18.   In those circumstances, he argues that the failure to consider the lesser sanctions available to the judge vitiated the exercise of his discretion and we are therefore required to exercise our discretion afresh.
19.   I, for my part, cannot accept Mr Phillips' argument. There is no reason to suppose that Judge Prosser was not aware of his power to make an order falling short of striking out, even though such a power was not relied on by the claimants. What we do know is that the judge regarded the flouting of the rules and court orders in this case as sufficiently serious to justify the striking out. That was the course which in his view justice required. Those are the very words which he uses at the end of his judgment. His approach therefore was entirely in line with the underlying purpose of the new rules.
20.   It would indeed be ironic if as a result of the new rules coming into force, and the judgment of this court in the Biguzzi case, judges were required to treat cases of delay with greater leniency than they would have done under the old procedure. I feel sure that that cannot have been the intention of the Master of the Rolls in giving judgment in the Biguzzi case. What he was concerned to point out was that there are now additional powers which the court may and should use in the less serious cases. But in the more serious cases, striking out remains the appropriate remedy where that is what justice requires.
21.   For those reasons, I can see no ground on which this court could interfere with the judge's discretion. But if it were open to us to exercise our discretion afresh, I would reach the same conclusion.
22.   I would therefore dismiss the appeal. It follows that the cross-appeal does not arise.
23.   LORD JUSTICE WARD: I agree. As the Master of the Rolls made plain in Biguzzi v Rank Leisure Plc [1991] 1 WLR 1926, at page 1933 paragraph [49], the judge has an unqualified discretion to strike out. But, as he points out:
24.  
     "The advantage of the CPR over the previous rules is that the court's powers are much broader than they were."
25.   The judge in this case approached the matter asking himself the two questions (see page 5 of his judgment):
26.  
     "Has the failure of the claimant to progress the case by carrying out the orders of the court been an affront to the court? If it is, is it so bad that in my discretion it amounts to an abuse of the court entitling me to say that the case stops here and now?"
27.   I cannot see how that can possibly be said to amount to a misdirection, and in coming to his conclusions the judge reached a decision with which I, for my part, would agree.
28.   Mr Phillips QC suggests that the Biguzzi is some landmark decision which throws all of the previous law on its head, though he does not put it as inelegantly as that. That, however, is not how I read that judgment. When the Master of the Rolls said in Biguzzi at page 1934G-H (paragraph [63]):
This Paragraph is referred to in: Best v Charter Medical [20].
29.  
     "Earlier authorities are no longer generally of any relevance once the CPR applies,"

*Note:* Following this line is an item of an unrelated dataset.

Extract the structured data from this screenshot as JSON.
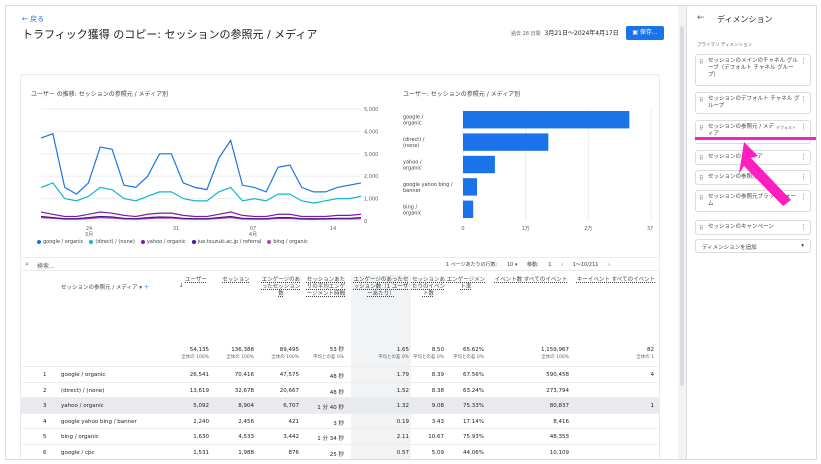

30.   he was not saying that the underlying thought processes that informed those judgments, especially those such as Arbuthnot, which were written mindful of the way the new wind was blowing, should be completely thrown overboard. Moreover, as the Master of the Rolls observed further at page 1932 of his judgment (paragraph [25]), dealing with the interesting question of the adjustment of wing mirrors, he said at paragraph C (paragraph [40]):
31.  
     "He [the judge] could not, and should not, ignore the fact that the parties previously had been acting under a different regime. The fact that they were acting under a different regime does not mean that the judge is constrained to make the same sort of decision as would have been made under the previous regime." (my emphasis)
32.   His Lordship was therefore not saying that it would no longer be a proper approach to a question of strike out to treat abuse of the court's process as sufficient to justify the extreme remedy. That is how Judge Prosser QC approached it, and I can see no error in that approach.
33.   I would therefore dismiss the appeal and agree that the cross-appeal therefore does not arise.
34.   ORDER: Appeal dismissed with costs. Permission to appeal to the House of Lords refused.